Inspection drones have detected a possible second crack in a reservoir at an old phosphate plant that could rupture and dump hundreds of thousands of liters of contaminated water over nearby homes and Tampa Bay, Florida officials said on Monday (5). ).
“An infrared drone has identified a signal that could indicate a second crack in the southern Piney Point reservoir,” said Jake Saur, director of public security for Manatee County, on the west coast of this state of the United States, at a news conference.
Engineers are evaluating the new situation, added Saur, as the evictions continue in the Tampa Bay area amid the threat that millions of gallons of contaminated water will leak from the old Piney Point phosphate plant.
Experts continue to pump water out of the cistern at a rate of 35 million gallons (132,000 m3) per day.
Contaminated water is being discharged into Tampa Bay in an effort to prevent flooding in the area that could be a major disaster, although the solution also threatens to collapse a delicate ecology on which marine life and tourism depend.

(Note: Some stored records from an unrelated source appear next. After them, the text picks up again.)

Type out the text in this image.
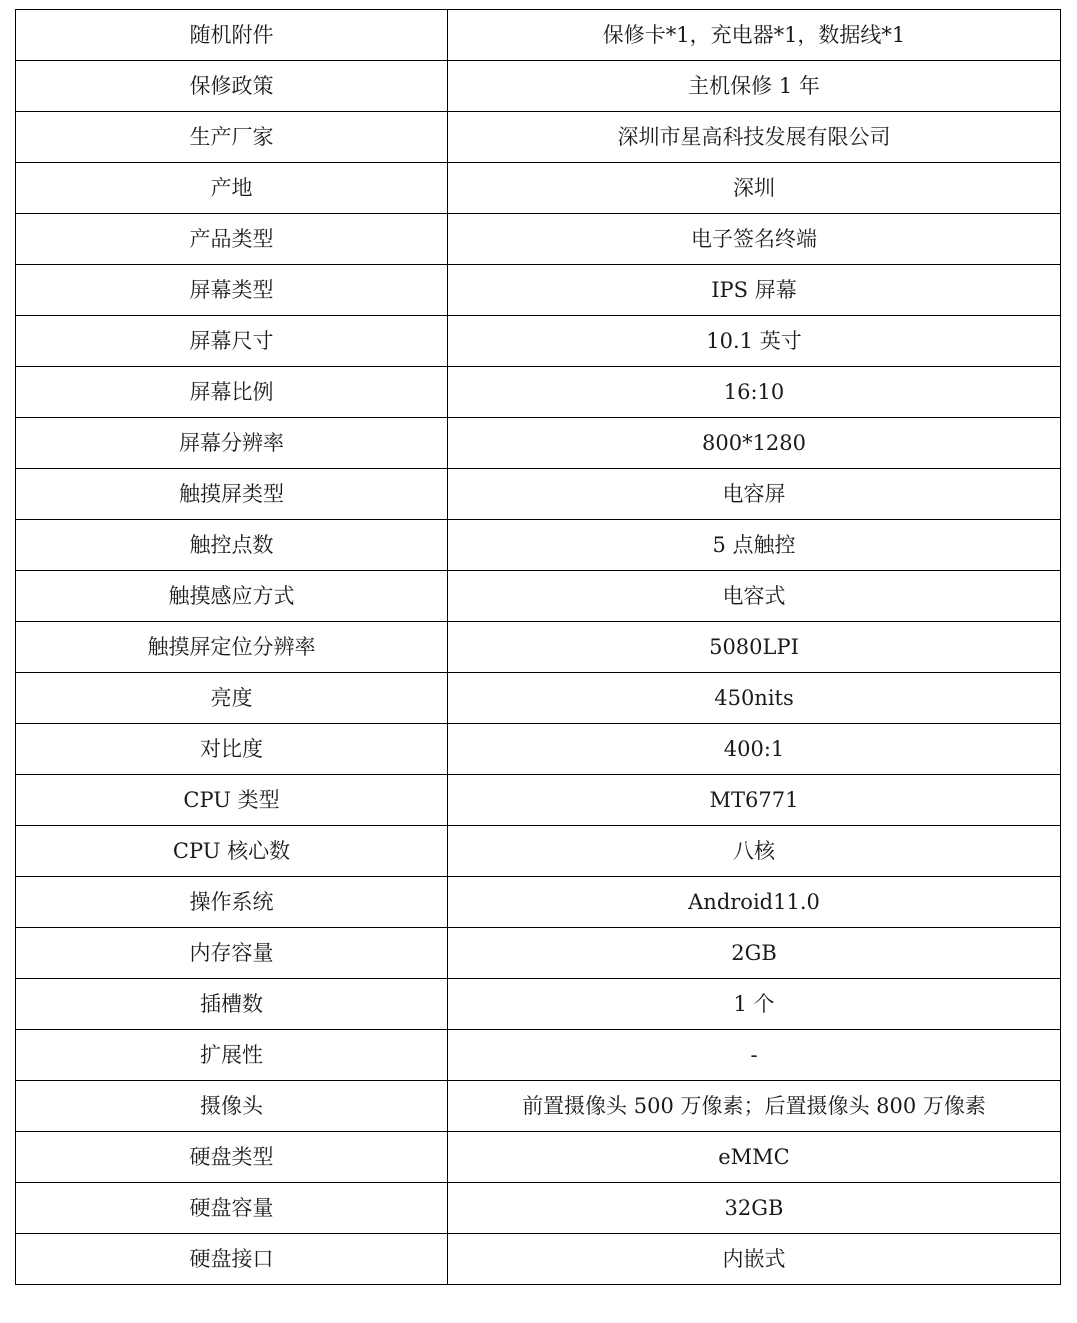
随机附件	保修卡*1，充电器*1，数据线*1
保修政策	主机保修 1 年
生产厂家	深圳市星高科技发展有限公司
产地	深圳
产品类型	电子签名终端
屏幕类型	IPS 屏幕
屏幕尺寸	10.1 英寸
屏幕比例	16:10
屏幕分辨率	800*1280
触摸屏类型	电容屏
触控点数	5 点触控
触摸感应方式	电容式
触摸屏定位分辨率	5080LPI
亮度	450nits
对比度	400:1
CPU 类型	MT6771
CPU 核心数	八核
操作系统	Android11.0
内存容量	2GB
插槽数	1 个
扩展性	-
摄像头	前置摄像头 500 万像素；后置摄像头 800 万像素
硬盘类型	eMMC
硬盘容量	32GB
硬盘接口	内嵌式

Residents of more than 300 homes near the abandoned facilities in Manatee County evacuated the area after an evacuation order over the weekend.
The first floor of the county prison was also evacuated, officials said. About 345 prisoners were transferred by bus to an undisclosed location, while the others were taken with officials to the second floor.
Florida Governor Ron DeSantis on Saturday declared a state of emergency in three counties in the Tampa Bay area to free up resources and face the crisis.
If the potential flooding of the area around the old Piney Point plant is successfully avoided, all contaminated water can go into the sea.
“It would be like dumping 50,000 bags of fertilizer into the bay,” Ed Sherwood, director of the Tampa Bay Estuary Program, explained to the Tampa Bay Times.
DeSantis said on Sunday that these wastewater “meet water quality standards for marine waters”, although they have excessive amounts of phosphorus and nitrogen.
Algae grow very fast with these elements, and environmental groups fear that a discharge into the ocean of thousands of liters of these nutrient-rich waters could cause a deadly “red tide” or an algae explosion, which would seriously affect not only marine life, but also tourist activity.